Não à toa, o mês de maior arrecadação nominal em 2011 foi janeiro, quando R$ 87,2 bilhões ingressaram nos cofres públicos provenientes de impostos. "Nos primeiros meses do ano cresceu toda a tributação sobre lucro devido aos excelentes resultados [das empresas] em 2010", comentou Fernando Montero, economista chefe da Corretora Convenção Tullett Prebon.
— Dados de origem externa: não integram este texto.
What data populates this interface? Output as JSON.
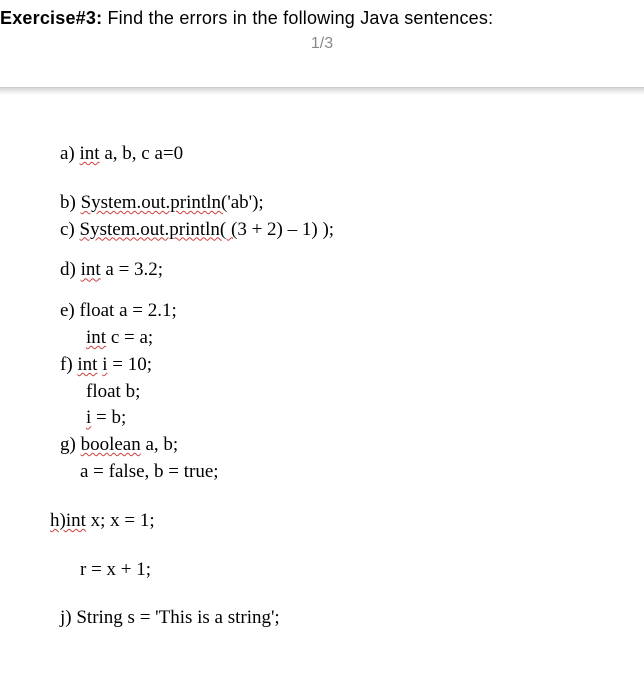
{
  "header": {
    "exercise_label": "Exercise#3:",
    "title_text": " Find the errors in the following Java sentences:",
    "page_indicator": "1/3"
  },
  "lines": {
    "a_label": "a) ",
    "a_sq": "int",
    "a_rest": " a, b, c a=0",
    "b_label": "b) ",
    "b_sq": "System.out.println(",
    "b_rest": "'ab');",
    "c_label": "c) ",
    "c_sq": "System.out.println( (",
    "c_rest": "3 + 2) – 1) );",
    "d_label": "d) ",
    "d_sq": "int",
    "d_rest": " a = 3.2;",
    "e_label": "e) float a = 2.1;",
    "e2_sq": "int",
    "e2_rest": " c = a;",
    "f_label": "f) ",
    "f_sq1": "int",
    "f_mid": " ",
    "f_sq2": "i",
    "f_rest": " = 10;",
    "f2": "float b;",
    "f3_sq": "i",
    "f3_rest": " = b;",
    "g_label": "g) ",
    "g_sq": "boolean",
    "g_rest": " a, b;",
    "g2": "a = false, b = true;",
    "h_sq": "h)int",
    "h_rest": " x; x = 1;",
    "h2": "r = x + 1;",
    "j_label": "j) String s = 'This is a string';"
  }
}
No acumulado do ano, a CSLL variou 26,28% ante igual período de 2010 - ou R$ 46,3 bilhões.

Vendas e lucros em alta devem facilitar a vida do governo na hora de cumprir a meta para o superávit primário, mas segundo economistas consultados pelo Valor, a formalização do mercado de trabalho brasileiro e da economia como um todo também contribui para manter a arrecadação federal com crescimento superior a 10% no acumulado deste ano.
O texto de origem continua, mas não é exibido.